PGNiG and PKN Orlen to merge for Polish energy security
Polish oil and gas player PGNiG and compatriot oil refiner Polski Koncern Naftowy Orlen (PKN Orlen) have agreed on a plan of the merger of the two companies.
On 29 July, the management boards of PGNiG and PKN ORLEN agreed on a plan for the merger and on the exchange ratio at which PGNiG shares will be swapped for PKN ORLEN shares.
The merger plan will be implemented once relevant decisions are passed at the general meetings of the two companies.
“Building a large, strong multi-utility group is a landmark business project that will stimulate further economic growth and help enhance Poland’s energy security. When PKN ORLEN and the LOTOS Group join forces, it will be easier for us to achieve the energy transition that Poland and all the other countries in Europe simply must undergo,” said Iwona Waksmundzka-Olejniczak, president of the management board of PGNiG.

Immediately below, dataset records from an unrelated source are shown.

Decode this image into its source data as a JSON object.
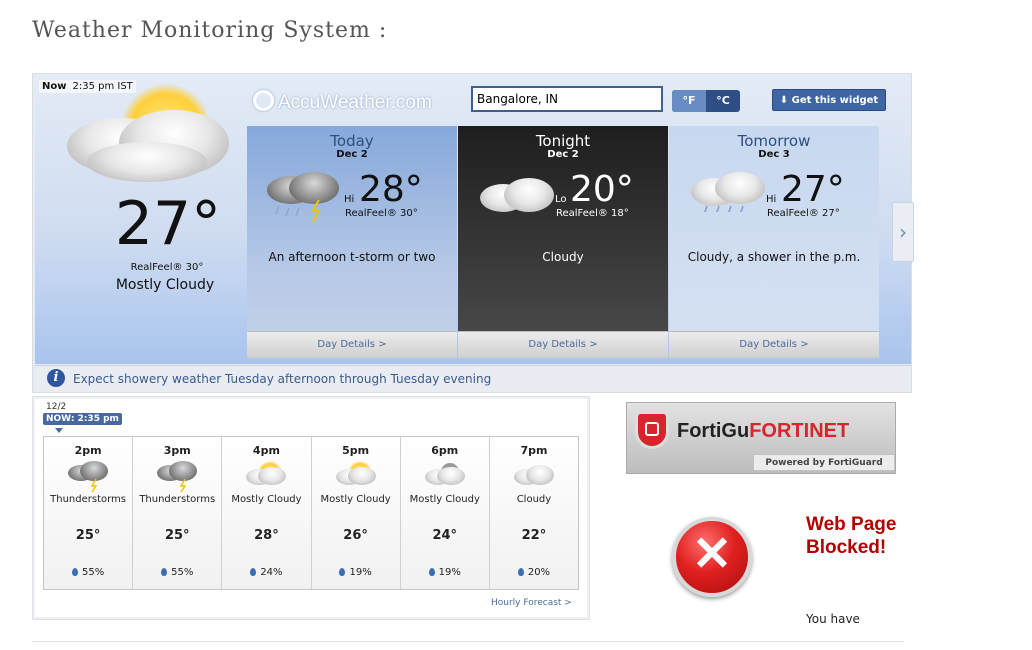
{
  "page": {
    "title": "Weather Monitoring System :"
  },
  "widget": {
    "current": {
      "now_label": "Now",
      "time": "2:35 pm IST",
      "temp": "27°",
      "realfeel": "RealFeel® 30°",
      "condition": "Mostly Cloudy"
    },
    "brand": "AccuWeather.com",
    "location_value": "Bangalore, IN",
    "units": {
      "f": "°F",
      "c": "°C",
      "selected": "°F"
    },
    "get_widget_label": "Get this widget",
    "days": [
      {
        "title": "Today",
        "date": "Dec 2",
        "hilo": "Hi",
        "temp": "28°",
        "realfeel": "RealFeel® 30°",
        "text": "An afternoon t-storm or two",
        "details": "Day Details >"
      },
      {
        "title": "Tonight",
        "date": "Dec 2",
        "hilo": "Lo",
        "temp": "20°",
        "realfeel": "RealFeel® 18°",
        "text": "Cloudy",
        "details": "Day Details >"
      },
      {
        "title": "Tomorrow",
        "date": "Dec 3",
        "hilo": "Hi",
        "temp": "27°",
        "realfeel": "RealFeel® 27°",
        "text": "Cloudy, a shower in the p.m.",
        "details": "Day Details >"
      }
    ],
    "next_arrow": "›",
    "alert_text": "Expect showery weather Tuesday afternoon through Tuesday evening"
  },
  "hourly": {
    "date": "12/2",
    "now_badge": "NOW: 2:35 pm",
    "hours": [
      {
        "time": "2pm",
        "icon": "thunderstorm-icon",
        "condition": "Thunderstorms",
        "temp": "25°",
        "precip": "55%"
      },
      {
        "time": "3pm",
        "icon": "thunderstorm-icon",
        "condition": "Thunderstorms",
        "temp": "25°",
        "precip": "55%"
      },
      {
        "time": "4pm",
        "icon": "mostly-cloudy-icon",
        "condition": "Mostly Cloudy",
        "temp": "28°",
        "precip": "24%"
      },
      {
        "time": "5pm",
        "icon": "mostly-cloudy-icon",
        "condition": "Mostly Cloudy",
        "temp": "26°",
        "precip": "19%"
      },
      {
        "time": "6pm",
        "icon": "mostly-cloudy-night-icon",
        "condition": "Mostly Cloudy",
        "temp": "24°",
        "precip": "19%"
      },
      {
        "time": "7pm",
        "icon": "cloudy-icon",
        "condition": "Cloudy",
        "temp": "22°",
        "precip": "20%"
      }
    ],
    "forecast_link": "Hourly Forecast >"
  },
  "blocked": {
    "brand_text_prefix": "FortiGu",
    "brand_text": "FORTINET",
    "powered_by": "Powered by FortiGuard",
    "title": "Web Page Blocked!",
    "body": "You have"
  }
}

“In order to secure a strong position on international markets and ensure Poland’s energy security for many years to come, we need to build a company capable of successfully competing in global markets,” added Waksmundzka-Olejniczak.

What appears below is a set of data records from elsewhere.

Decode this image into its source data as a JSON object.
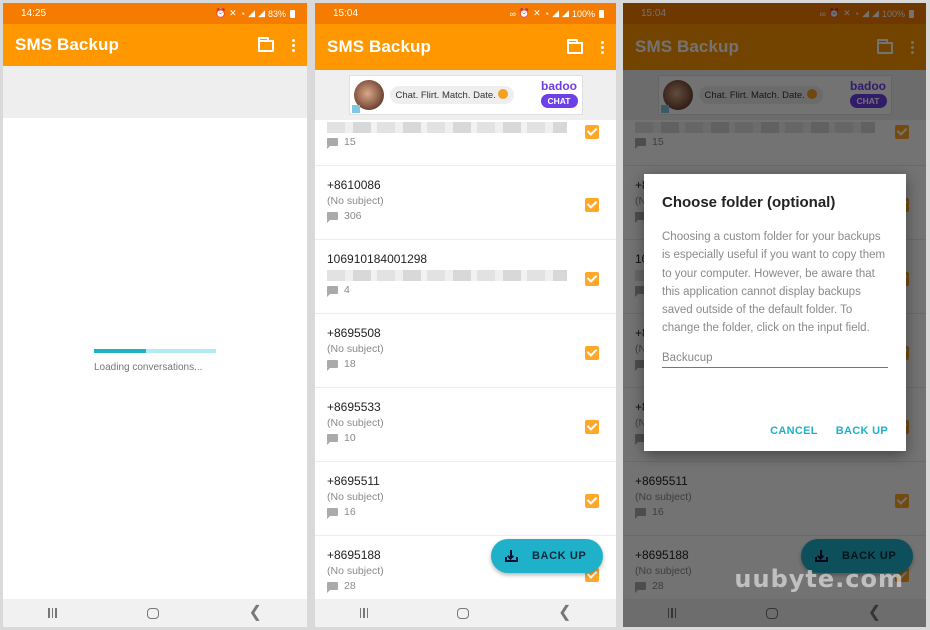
{
  "colors": {
    "status_bar": "#f57c00",
    "app_bar": "#ff9800",
    "accent": "#1eb1c9",
    "checkbox": "#ffa726",
    "ad_brand": "#6e3ee8"
  },
  "screens": [
    {
      "status": {
        "time": "14:25",
        "battery": "83%"
      },
      "appbar": {
        "title": "SMS Backup",
        "folder_icon": "folder-icon",
        "menu_icon": "more-vert-icon"
      },
      "loading": {
        "text": "Loading conversations...",
        "progress": 0.43
      },
      "navbar": {
        "recents": "recents-icon",
        "home": "home-icon",
        "back": "back-icon"
      }
    },
    {
      "status": {
        "time": "15:04",
        "battery": "100%"
      },
      "appbar": {
        "title": "SMS Backup",
        "folder_icon": "folder-icon",
        "menu_icon": "more-vert-icon"
      },
      "ad": {
        "text": "Chat. Flirt. Match. Date.",
        "brand": "badoo",
        "cta": "CHAT"
      },
      "conversations": [
        {
          "number": "",
          "subject": "",
          "count": "15",
          "checked": true,
          "partial": true
        },
        {
          "number": "+8610086",
          "subject": "(No subject)",
          "count": "306",
          "checked": true
        },
        {
          "number": "106910184001298",
          "subject": "",
          "count": "4",
          "checked": true
        },
        {
          "number": "+8695508",
          "subject": "(No subject)",
          "count": "18",
          "checked": true
        },
        {
          "number": "+8695533",
          "subject": "(No subject)",
          "count": "10",
          "checked": true
        },
        {
          "number": "+8695511",
          "subject": "(No subject)",
          "count": "16",
          "checked": true
        },
        {
          "number": "+8695188",
          "subject": "(No subject)",
          "count": "28",
          "checked": true
        }
      ],
      "fab": {
        "label": "BACK UP",
        "icon": "download-icon"
      }
    },
    {
      "status": {
        "time": "15:04",
        "battery": "100%"
      },
      "appbar": {
        "title": "SMS Backup"
      },
      "ad": {
        "text": "Chat. Flirt. Match. Date.",
        "brand": "badoo",
        "cta": "CHAT"
      },
      "conversations": [
        {
          "count": "15"
        },
        {
          "number": "+8695511",
          "subject": "(No subject)",
          "count": "16"
        },
        {
          "number": "+8695188",
          "subject": "(No subject)",
          "count": "28"
        }
      ],
      "dialog": {
        "title": "Choose folder (optional)",
        "body": "Choosing a custom folder for your backups is especially useful if you want to copy them to your computer. However, be aware that this application cannot display backups saved outside of the default folder. To change the folder, click on the input field.",
        "input_value": "Backucup",
        "cancel": "CANCEL",
        "confirm": "BACK UP"
      },
      "fab": {
        "label": "BACK UP"
      },
      "watermark": "uubyte.com"
    }
  ]
}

“Building strong corporate groups with diversified, complementary business lines is not only an international standard, but also a necessity considering the challenges posed by the energy transition and Poland’s economic growth prospects. Hence the importance of skillful strategic execution. Our key strategic goals focus on investments in zero- and low-carbon energy sources and the related modernisation of the energy sector in Poland and the rest of the region,” said Daniel Obajtek, president of the management board of PKN ORLEN.
Announced on July 29th, the merger plan provides for a ‘merger through acquisition’ to be carried out pursuant to Art. 492.1.1 of the Commercial Companies Code, by transferring all of PGNiG’s assets to PKN ORLEN in exchange for shares granted by PKN ORLEN to PGNiG shareholders. The merger shares issued to existing PGNiG shareholders will increase PKN ORLEN’s share capital.
The merger plan specifies the share exchange ratio; in exchange for their holdings PGNiG shareholders will receive new PKN ORLEN shares at a ratio of 0.0925 to 1, meaning that for each PGNiG share shareholders will receive 0.0925 PKN ORLEN share. The number of allocated shares will be a natural number, with PGNiG shareholders to receive payments for any unallocated fractions of merger shares, which will be retained by the new group. The payments will be made on the terms stipulated in the merger plan.
The PGNiG-PKN ORLEN merger is to grow the fuel and energy industry and will strengthen Poland’s energy security. Also, it is to increase investment opportunities and improve the negotiating power of the combined group, further enhancing the security of raw material supplies for Poland.
To remind, PGNiG received a record number of LNG cargo deliveries at the Swinoujscie terminal in June. This is the result of the intensification of LNG imports to strengthen Poland’s energy security.
PGNiG also said it will, starting next year, begin receiving 1.5 million tonnes of LNG per year from the Calcasieu Pass terminal under a long-term contract. In addition, the company has a long-term deal with Venture Global to receive 4 million tonnes per year from the Plaquemines liquefaction terminal in Louisiana.